Jack Welch, President, Jack Welch, LLC, speaks during the Global Business Forum on the University of Miami campus January 16, 2009 in Miami, Florida. The forum was bringing together business leaders to share ideas. (Photo by Joe Raedle/Getty Images)

Former GE CEO Jack Welch won’t back down from his claims that Obama administration doctored September’s positive jobs report to increase the president’s chances of re-election.

Welch started a firestorm late last week when he tweeted: “Unbelievable jobs numbers … these Chicago guys will do anything … can’t debate so change numbers.”

Now, despite widespread criticism, Welch is refusing to back down from his controversial comments.

In a recent opinion piece for the Washington Post, Welch wrote, “if I could write that tweet again, I would have added a few question marks at the end, as with my earlier tweet, to make it clear I was raising a question.”

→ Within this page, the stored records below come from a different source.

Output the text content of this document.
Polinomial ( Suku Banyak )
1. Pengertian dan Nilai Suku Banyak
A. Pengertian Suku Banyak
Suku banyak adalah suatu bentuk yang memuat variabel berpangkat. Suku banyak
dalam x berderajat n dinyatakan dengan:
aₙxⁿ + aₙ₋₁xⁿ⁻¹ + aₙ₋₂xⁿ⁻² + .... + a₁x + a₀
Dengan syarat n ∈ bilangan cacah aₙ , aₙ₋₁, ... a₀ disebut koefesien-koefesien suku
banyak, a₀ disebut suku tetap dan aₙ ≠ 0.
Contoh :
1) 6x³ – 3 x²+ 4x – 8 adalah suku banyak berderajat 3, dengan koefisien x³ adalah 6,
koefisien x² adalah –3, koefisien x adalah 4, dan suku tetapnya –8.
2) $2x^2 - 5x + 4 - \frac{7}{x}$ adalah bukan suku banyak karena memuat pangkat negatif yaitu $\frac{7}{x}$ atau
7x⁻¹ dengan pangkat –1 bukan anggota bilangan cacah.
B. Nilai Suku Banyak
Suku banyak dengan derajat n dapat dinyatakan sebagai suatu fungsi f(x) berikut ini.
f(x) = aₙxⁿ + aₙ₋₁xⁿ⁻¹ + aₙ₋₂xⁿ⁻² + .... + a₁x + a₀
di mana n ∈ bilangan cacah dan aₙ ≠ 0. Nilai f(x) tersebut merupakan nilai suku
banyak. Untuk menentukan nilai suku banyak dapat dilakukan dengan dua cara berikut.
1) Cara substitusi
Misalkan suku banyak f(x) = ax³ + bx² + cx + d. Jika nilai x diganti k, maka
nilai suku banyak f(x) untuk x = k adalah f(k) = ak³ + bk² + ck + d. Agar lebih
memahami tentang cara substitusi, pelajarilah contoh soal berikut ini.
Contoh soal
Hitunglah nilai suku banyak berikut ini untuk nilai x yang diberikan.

He also compared the United States to Soviet Russia and Communist China because of critique he has received from what he calls “administration sympathizers.”

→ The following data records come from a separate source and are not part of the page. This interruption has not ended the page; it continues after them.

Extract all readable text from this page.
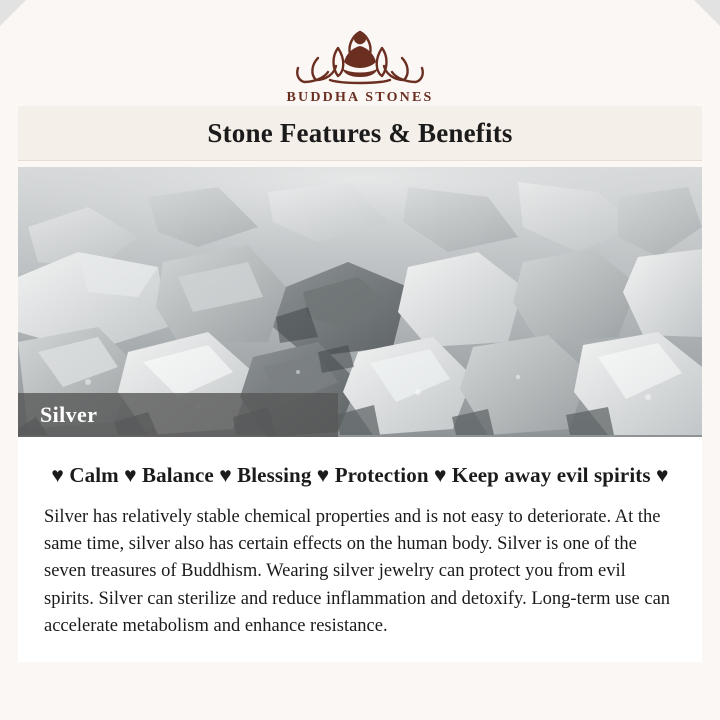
BUDDHA STONES
Stone Features & Benefits
Silver
♥ Calm ♥ Balance ♥ Blessing ♥ Protection ♥ Keep away evil spirits ♥
Silver has relatively stable chemical properties and is not easy to deteriorate. At the same time, silver also has certain effects on the human body. Silver is one of the seven treasures of Buddhism. Wearing silver jewelry can protect you from evil spirits. Silver can sterilize and reduce inflammation and detoxify. Long-term use can accelerate metabolism and enhance resistance.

“Unfortunately for those who would like me to pipe down, the 7.8 percent unemployment figure released by the Bureau of Labor Statistics (BLS) last week is downright implausible. And that’s why I made a stink about it,” Welch also wrote in his op-ed.

Welch ‘s view is supported by conservatives like Rep. Allen West for House Speaker Newt Gingrich, Washington Examiner writer Conn Correll and CNBC’s Rick Santelli who said, “I told you they’d get it under 8 percent — they did! You can let America decide how they got there!”

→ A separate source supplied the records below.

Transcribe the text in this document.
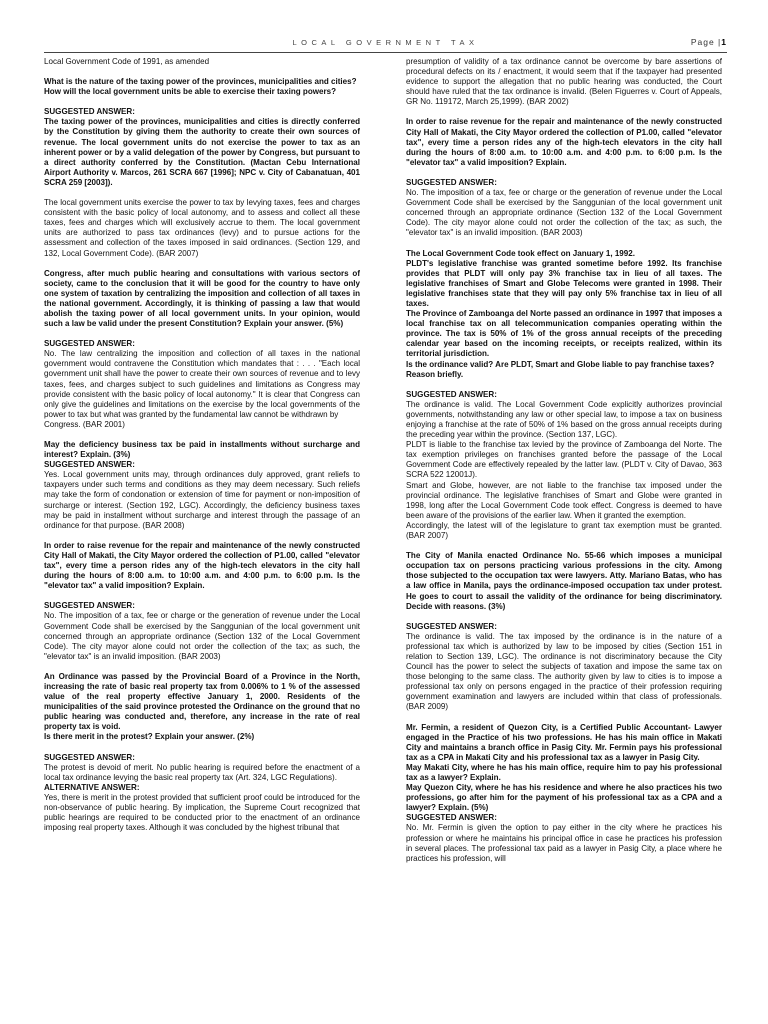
LOCAL GOVERNMENT TAX	Page |1

Local Government Code of 1991, as amended

What is the nature of the taxing power of the provinces, municipalities and cities?
How will the local government units be able to exercise their taxing powers?

SUGGESTED ANSWER:

The taxing power of the provinces, municipalities and cities is directly conferred by the Constitution by giving them the authority to create their own sources of revenue. The local government units do not exercise the power to tax as an inherent power or by a valid delegation of the power by Congress, but pursuant to a direct authority conferred by the Constitution. (Mactan Cebu International Airport Authority v. Marcos, 261 SCRA 667 [1996]; NPC v. City of Cabanatuan, 401 SCRA 259 [2003]).

The local government units exercise the power to tax by levying taxes, fees and charges consistent with the basic policy of local autonomy, and to assess and collect all these taxes, fees and charges which will exclusively accrue to them. The local government units are authorized to pass tax ordinances (levy) and to pursue actions for the assessment and collection of the taxes imposed in said ordinances. (Section 129, and 132, Local Government Code). (BAR 2007)

Congress, after much public hearing and consultations with various sectors of society, came to the conclusion that it will be good for the country to have only one system of taxation by centralizing the imposition and collection of all taxes in the national government. Accordingly, it is thinking of passing a law that would abolish the taxing power of all local government units. In your opinion, would such a law be valid under the present Constitution? Explain your answer. (5%)

SUGGESTED ANSWER:

No. The law centralizing the imposition and collection of all taxes in the national government would contravene the Constitution which mandates that : . . . "Each local government unit shall have the power to create their own sources of revenue and to levy taxes, fees, and charges subject to such guidelines and limitations as Congress may provide consistent with the basic policy of local autonomy." It is clear that Congress can only give the guidelines and limitations on the exercise by the local governments of the power to tax but what was granted by the fundamental law cannot be withdrawn by
Congress. (BAR 2001)

May the deficiency business tax be paid in installments without surcharge and interest? Explain. (3%)

SUGGESTED ANSWER:

Yes. Local government units may, through ordinances duly approved, grant reliefs to taxpayers under such terms and conditions as they may deem necessary. Such reliefs may take the form of condonation or extension of time for payment or non-imposition of surcharge or interest. (Section 192, LGC). Accordingly, the deficiency business taxes may be paid in installment without surcharge and interest through the passage of an ordinance for that purpose. (BAR 2008)

In order to raise revenue for the repair and maintenance of the newly constructed City Hall of Makati, the City Mayor ordered the collection of P1.00, called "elevator tax", every time a person rides any of the high-tech elevators in the city hall during the hours of 8:00 a.m. to 10:00 a.m. and 4:00 p.m. to 6:00 p.m. Is the "elevator tax" a valid imposition? Explain.

SUGGESTED ANSWER:

No. The imposition of a tax, fee or charge or the generation of revenue under the Local Government Code shall be exercised by the Sanggunian of the local government unit concerned through an appropriate ordinance (Section 132 of the Local Government Code). The city mayor alone could not order the collection of the tax; as such, the "elevator tax" is an invalid imposition. (BAR 2003)

An Ordinance was passed by the Provincial Board of a Province in the North, increasing the rate of basic real property tax from 0.006% to 1 % of the assessed value of the real property effective January 1, 2000. Residents of the municipalities of the said province protested the Ordinance on the ground that no public hearing was conducted and, therefore, any increase in the rate of real property tax is void.
Is there merit in the protest? Explain your answer. (2%)

SUGGESTED ANSWER:

The protest is devoid of merit. No public hearing is required before the enactment of a local tax ordinance levying the basic real property tax (Art. 324, LGC Regulations).

ALTERNATIVE ANSWER:

Yes, there is merit in the protest provided that sufficient proof could be introduced for the non-observance of public hearing. By implication, the Supreme Court recognized that public hearings are required to be conducted prior to the enactment of an ordinance imposing real property taxes. Although it was concluded by the highest tribunal that

presumption of validity of a tax ordinance cannot be overcome by bare assertions of procedural defects on its / enactment, it would seem that if the taxpayer had presented evidence to support the allegation that no public hearing was conducted, the Court should have ruled that the tax ordinance is invalid. (Belen Figuerres v. Court of Appeals, GR No. 119172, March 25,1999). (BAR 2002)

In order to raise revenue for the repair and maintenance of the newly constructed City Hall of Makati, the City Mayor ordered the collection of P1.00, called "elevator tax", every time a person rides any of the high-tech elevators in the city hall during the hours of 8:00 a.m. to 10:00 a.m. and 4:00 p.m. to 6:00 p.m. Is the "elevator tax" a valid imposition? Explain.

SUGGESTED ANSWER:

No. The imposition of a tax, fee or charge or the generation of revenue under the Local Government Code shall be exercised by the Sanggunian of the local government unit concerned through an appropriate ordinance (Section 132 of the Local Government Code). The city mayor alone could not order the collection of the tax; as such, the "elevator tax" is an invalid imposition. (BAR 2003)

The Local Government Code took effect on January 1, 1992.
PLDT's legislative franchise was granted sometime before 1992. Its franchise provides that PLDT will only pay 3% franchise tax in lieu of all taxes. The legislative franchises of Smart and Globe Telecoms were granted in 1998. Their legislative franchises state that they will pay only 5% franchise tax in lieu of all taxes.
The Province of Zamboanga del Norte passed an ordinance in 1997 that imposes a local franchise tax on all telecommunication companies operating within the province. The tax is 50% of 1% of the gross annual receipts of the preceding calendar year based on the incoming receipts, or receipts realized, within its territorial jurisdiction.
Is the ordinance valid? Are PLDT, Smart and Globe liable to pay franchise taxes?
Reason briefly.

SUGGESTED ANSWER:

The ordinance is valid. The Local Government Code explicitly authorizes provincial governments, notwithstanding any law or other special law, to impose a tax on business enjoying a franchise at the rate of 50% of 1% based on the gross annual receipts during the preceding year within the province. (Section 137, LGC).
PLDT is liable to the franchise tax levied by the province of Zamboanga del Norte. The tax exemption privileges on franchises granted before the passage of the Local Government Code are effectively repealed by the latter law. (PLDT v. City of Davao, 363 SCRA 522 12001J).
Smart and Globe, however, are not liable to the franchise tax imposed under the provincial ordinance. The legislative franchises of Smart and Globe were granted in 1998, long after the Local Government Code took effect. Congress is deemed to have been aware of the provisions of the earlier law. When it granted the exemption.
Accordingly, the latest will of the legislature to grant tax exemption must be granted. (BAR 2007)

The City of Manila enacted Ordinance No. 55-66 which imposes a municipal occupation tax on persons practicing various professions in the city. Among those subjected to the occupation tax were lawyers. Atty. Mariano Batas, who has a law office in Manila, pays the ordinance-imposed occupation tax under protest. He goes to court to assail the validity of the ordinance for being discriminatory. Decide with reasons. (3%)

SUGGESTED ANSWER:

The ordinance is valid. The tax imposed by the ordinance is in the nature of a professional tax which is authorized by law to be imposed by cities (Section 151 in relation to Section 139, LGC). The ordinance is not discriminatory because the City Council has the power to select the subjects of taxation and impose the same tax on those belonging to the same class. The authority given by law to cities is to impose a professional tax only on persons engaged in the practice of their profession requiring government examination and lawyers are included within that class of professionals. (BAR 2009)

Mr. Fermin, a resident of Quezon City, is a Certified Public Accountant- Lawyer engaged in the Practice of his two professions. He has his main office in Makati City and maintains a branch office in Pasig City. Mr. Fermin pays his professional tax as a CPA in Makati City and his professional tax as a lawyer in Pasig City.
May Makati City, where he has his main office, require him to pay his professional tax as a lawyer? Explain.
May Quezon City, where he has his residence and where he also practices his two professions, go after him for the payment of his professional tax as a CPA and a lawyer? Explain. (5%)

SUGGESTED ANSWER:

No. Mr. Fermin is given the option to pay either in the city where he practices his profession or where he maintains his principal office in case he practices his profession in several places. The professional tax paid as a lawyer in Pasig City, a place where he practices his profession, will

But many financial experts and economists are say Welch and  his fellow conspiracy theorists should be sent “to the time-out corner.”

Economics Editor for Bloomberg Television and Bloomberg Radio Michael McKee told Bloomberg, “It’s very sad that we have to be talking about something like this and that someone who used to have a good reputation like Jack Welch would say something that’s so ridiculous — because it’s impossible. To believe that there was a conspiracy to cook the books, you would have to believe that several thousand people including Republicans in two different government agencies all conspired together and nobody is arguing with that.”

Since the backlash, Welch has chosen to end his columns with both Reuters and Fortune. In a message posted on Fortune‘s website Welch wrote, “In terms of traction, it’s just a better fit.”

According to Bloomberg Business, the decision was made after a piece by Fortune managing editor Andy Serwer dismissed Welch’s comments on the unemployment figures, and also a Reuters story quoted a money manager who described Welch’s statements as “laughable.”